Then there was the registry donation page, which allowed donors to choose where their donations went: the general fund, foster care children support (food, clothes and shelter), or generators to combat the blackouts. There also was an About Us page, detailing the organization and sharing more compelling photos, as well as another page going into more detail on the Sandy fund, including more donation descriptions and links to the donation registry.
“More and more of our donors are choosing to make their donations online, so it was important for us to essentially be where our donors are. It also provided us with the ability to create really appealing, compelling fundraising content online,” Malichio says.
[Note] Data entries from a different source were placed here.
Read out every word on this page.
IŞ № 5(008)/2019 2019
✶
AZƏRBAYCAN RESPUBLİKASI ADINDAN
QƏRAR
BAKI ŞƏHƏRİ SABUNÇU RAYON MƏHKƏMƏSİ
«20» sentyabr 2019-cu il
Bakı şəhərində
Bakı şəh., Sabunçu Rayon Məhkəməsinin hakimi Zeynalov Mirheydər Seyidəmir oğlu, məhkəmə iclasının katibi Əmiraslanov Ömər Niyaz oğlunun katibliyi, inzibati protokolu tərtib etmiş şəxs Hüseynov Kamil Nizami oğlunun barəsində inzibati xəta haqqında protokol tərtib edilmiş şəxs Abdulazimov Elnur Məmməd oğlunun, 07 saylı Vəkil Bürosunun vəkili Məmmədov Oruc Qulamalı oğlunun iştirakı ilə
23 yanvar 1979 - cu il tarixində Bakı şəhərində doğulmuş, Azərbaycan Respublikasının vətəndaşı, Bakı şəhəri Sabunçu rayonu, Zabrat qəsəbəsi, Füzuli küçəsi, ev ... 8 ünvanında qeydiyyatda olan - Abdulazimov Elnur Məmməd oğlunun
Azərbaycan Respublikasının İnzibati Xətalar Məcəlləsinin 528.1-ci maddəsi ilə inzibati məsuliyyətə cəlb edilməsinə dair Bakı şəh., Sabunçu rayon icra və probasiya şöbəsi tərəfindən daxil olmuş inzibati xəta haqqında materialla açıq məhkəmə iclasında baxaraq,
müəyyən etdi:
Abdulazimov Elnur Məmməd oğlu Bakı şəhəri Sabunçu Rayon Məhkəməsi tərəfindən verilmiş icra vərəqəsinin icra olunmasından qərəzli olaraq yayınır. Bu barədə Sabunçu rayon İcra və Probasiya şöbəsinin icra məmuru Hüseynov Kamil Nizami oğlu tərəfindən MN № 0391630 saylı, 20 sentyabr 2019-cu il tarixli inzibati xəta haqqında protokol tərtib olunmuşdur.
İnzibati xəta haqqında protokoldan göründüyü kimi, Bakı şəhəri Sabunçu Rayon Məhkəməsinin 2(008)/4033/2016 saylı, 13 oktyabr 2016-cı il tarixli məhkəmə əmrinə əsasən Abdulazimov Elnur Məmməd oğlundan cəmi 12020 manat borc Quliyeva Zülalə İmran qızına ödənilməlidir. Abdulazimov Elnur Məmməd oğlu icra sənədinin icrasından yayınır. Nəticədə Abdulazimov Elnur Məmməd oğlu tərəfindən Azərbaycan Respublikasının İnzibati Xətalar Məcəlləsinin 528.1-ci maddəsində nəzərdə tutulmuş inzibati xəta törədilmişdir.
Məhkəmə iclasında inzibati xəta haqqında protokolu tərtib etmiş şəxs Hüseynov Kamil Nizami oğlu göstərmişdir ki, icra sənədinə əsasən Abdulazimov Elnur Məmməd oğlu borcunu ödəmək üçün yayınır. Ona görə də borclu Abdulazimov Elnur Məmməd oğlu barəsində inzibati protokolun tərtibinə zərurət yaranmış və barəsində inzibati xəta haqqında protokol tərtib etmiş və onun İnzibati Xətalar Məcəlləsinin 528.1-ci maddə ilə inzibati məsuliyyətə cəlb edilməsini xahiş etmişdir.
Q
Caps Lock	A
“[The] platform allowed us to post pictures of the children and families in our care and really tell our story in a way that explained to people why the money was needed and how it would be used,” she adds. “This helped donors connect and really feel that they were making a difference, which is so important.”
From there, it was all about marketing and sharing. The Foundling created an ad block on its homepage publicizing the Sandy fund and sent out messages via Twitter and Facebook, which all linked to the crowdfunding campaign. Then, everything the Foundling did on social media was complemented by e-blasts to its list, Malichio says, to keep donors updated on how their support was helping.
On top of all that, the Foundling was fortunate enough to be endorsed as one of singer Beyoncé Knowles’ “Ten Ways You Can Help After Hurricane Sandy” blog post. As you can imagine, the celebrity endorsement didn’t hurt either.
In short order, the Foundling was able to raise $20,000 for the campaign and quickly release the funds to approximately 40 families in need who care for about 100 children, Malichio says.